Ce sont les institutions nationales qui forment le génie, le caractère, les goûts et les mœurs d’un peuple, qui le font être lui et non pas un autre, qui lui inspirent cet ardent amour de la patrie fondé sur des habitudes impossibles à déraciner, qui le font mourir d’ennui chez les autres peuples, au sein des délices dont il est privé dans son pays. Souvenez-vous de ce Spartiate gorgé des   voluptés de la cour du grand roi, à qui l’on reprochait de regretter la sauce noire. "Ah  !dit-il au satrape, en soupirant, "je connais tes plaisirs, mais tu ne connais pas les nôtres !"

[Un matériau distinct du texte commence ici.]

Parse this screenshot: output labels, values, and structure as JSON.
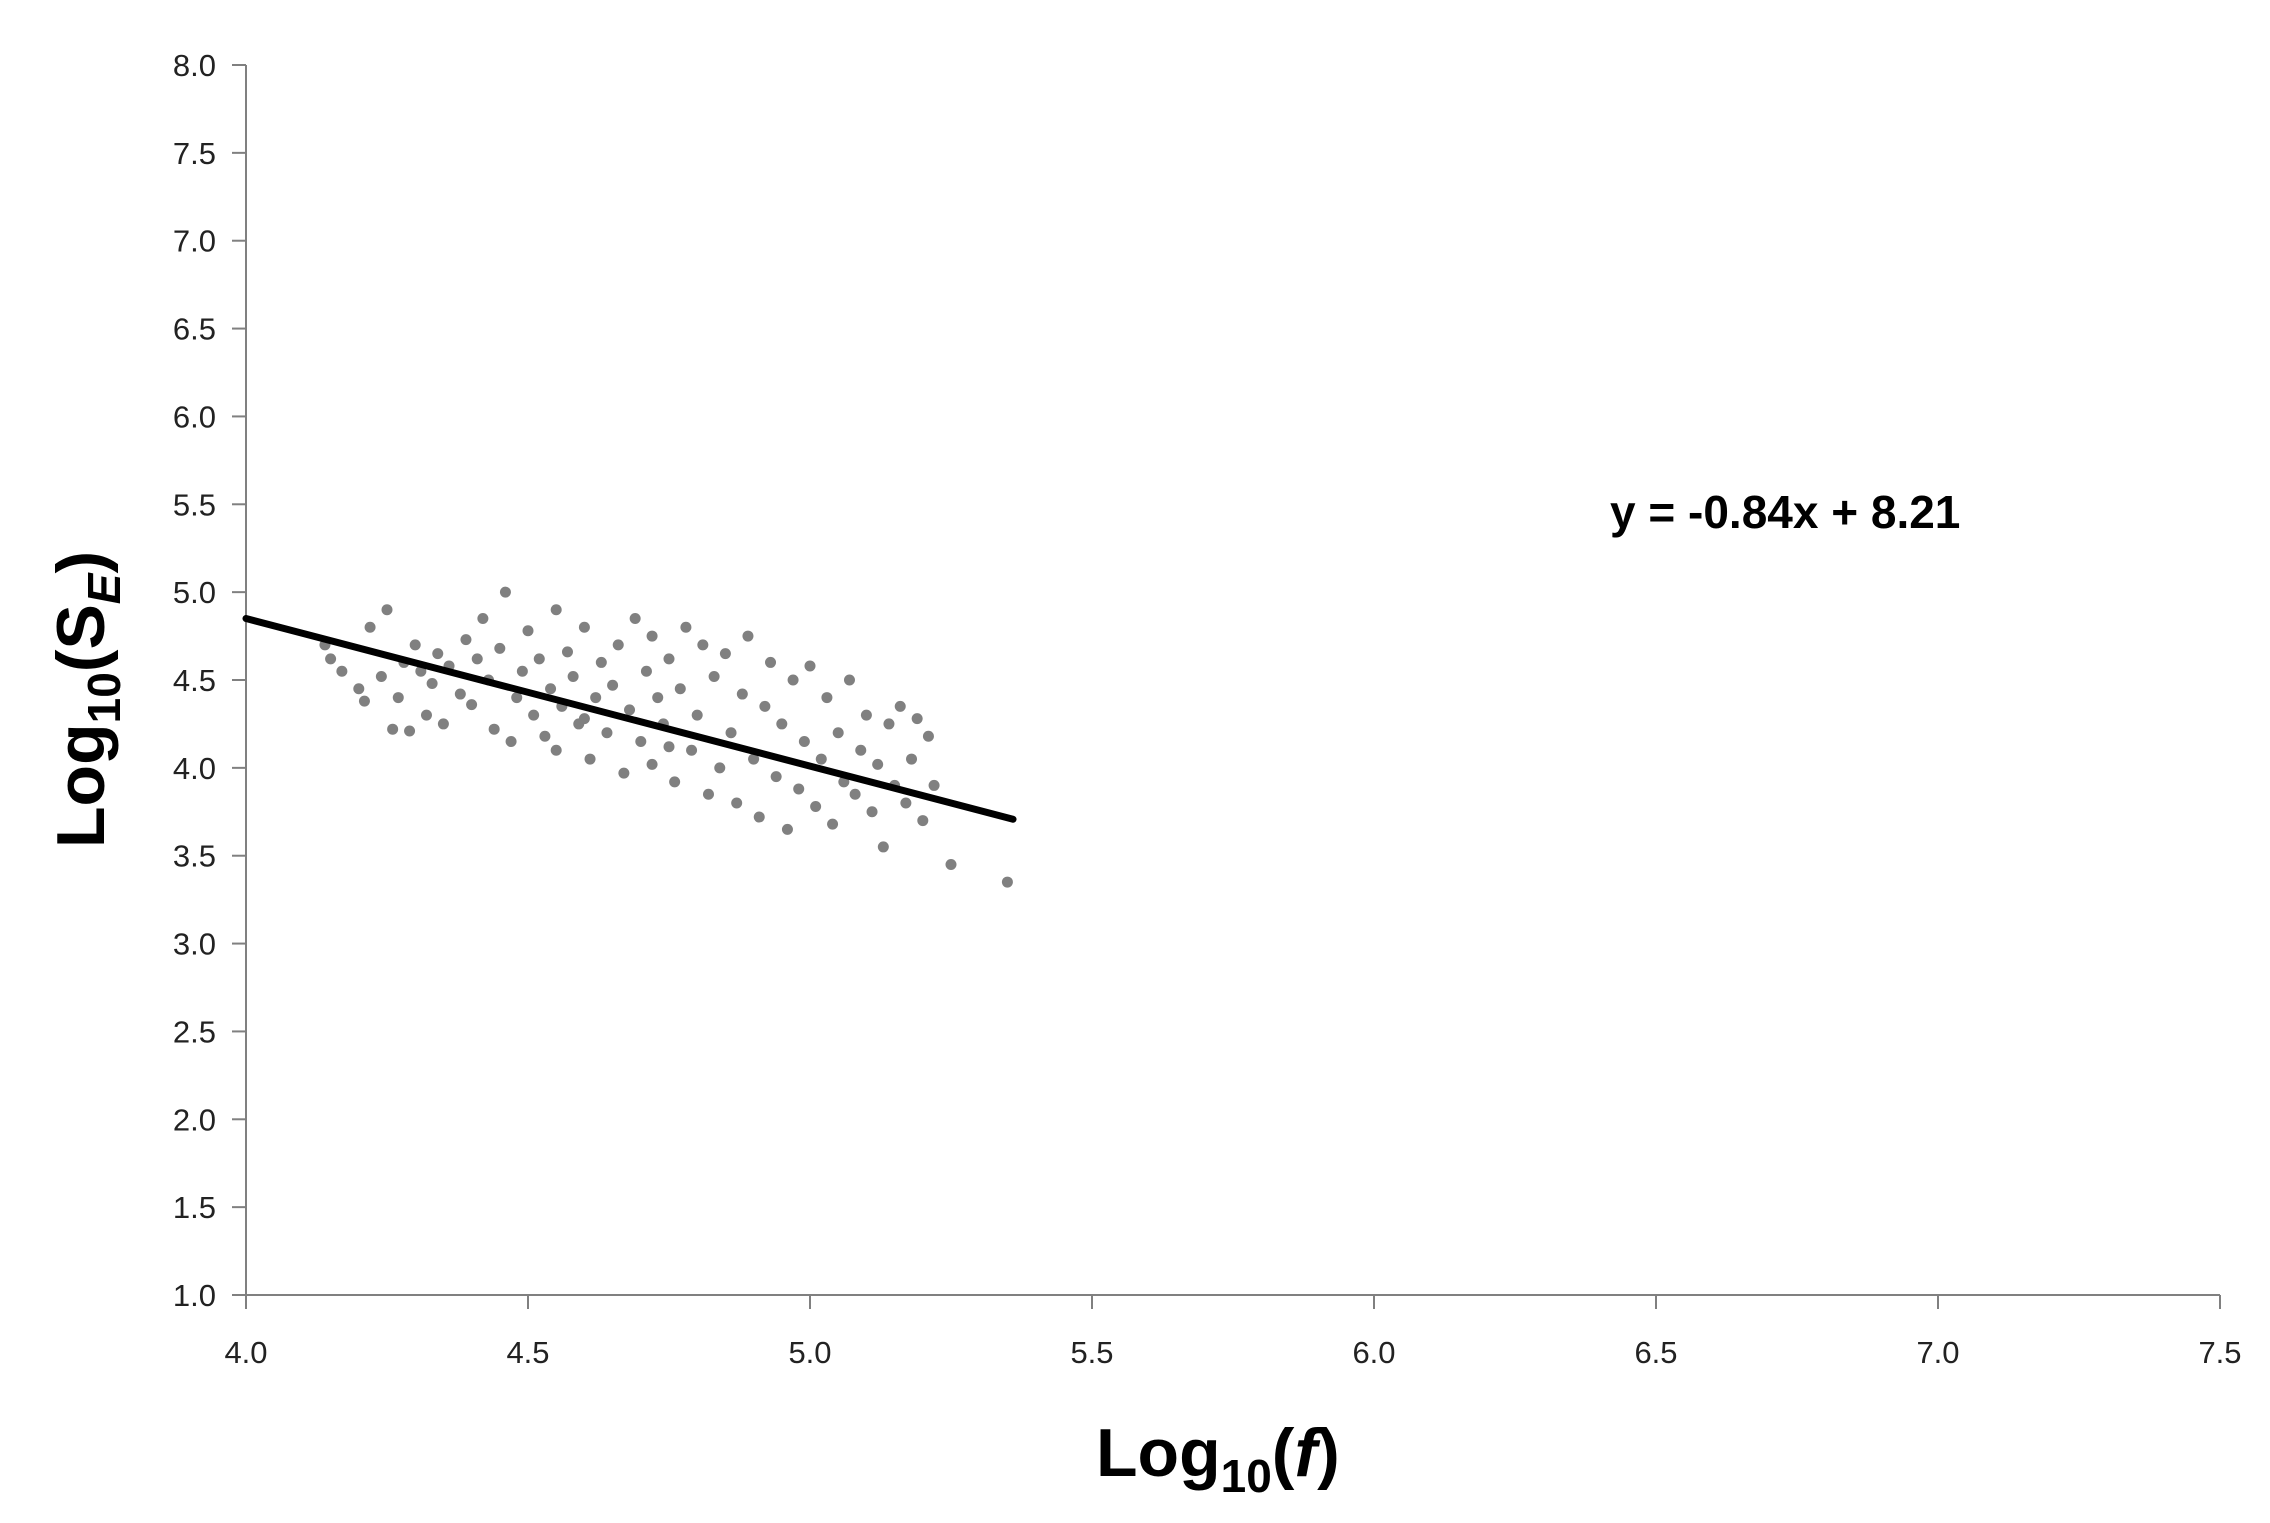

Il n’y a plus aujourd’hui de Français, d’Allemand, d’Espagnols, d’Anglais même, quoi qu’on en dise ; il n’y a que des Européens. Tous ont les mêmes goûts, les mêmes passions, les mêmes mœurs, parce qu’aucun n’a reçu de formes nationales par une institution particulière. Tous, dans les mêmes circonstances, feront les mêmes choses : tous se diront désintéressés, et seront fripons  ; tous parleront du bien public, et ne penseront qu’à eux-mêmes  ; tous vanteront la médiocrité, et voudront être des Crésus. Ils n’ont d’ambition que pour le luxe, ils n’ont de passion que celle de l’or : sûrs d’avoir avec lui tout ce qui les tente, tous se vendront au premier qui voudra les payer. Que leur importe à quel maître ils obéissent, de quel État ils suivent les lois ? Pourvu qu’ils trouvent de l’argent à voler et des femmes à corrompre, ils sont partout dans leur pays.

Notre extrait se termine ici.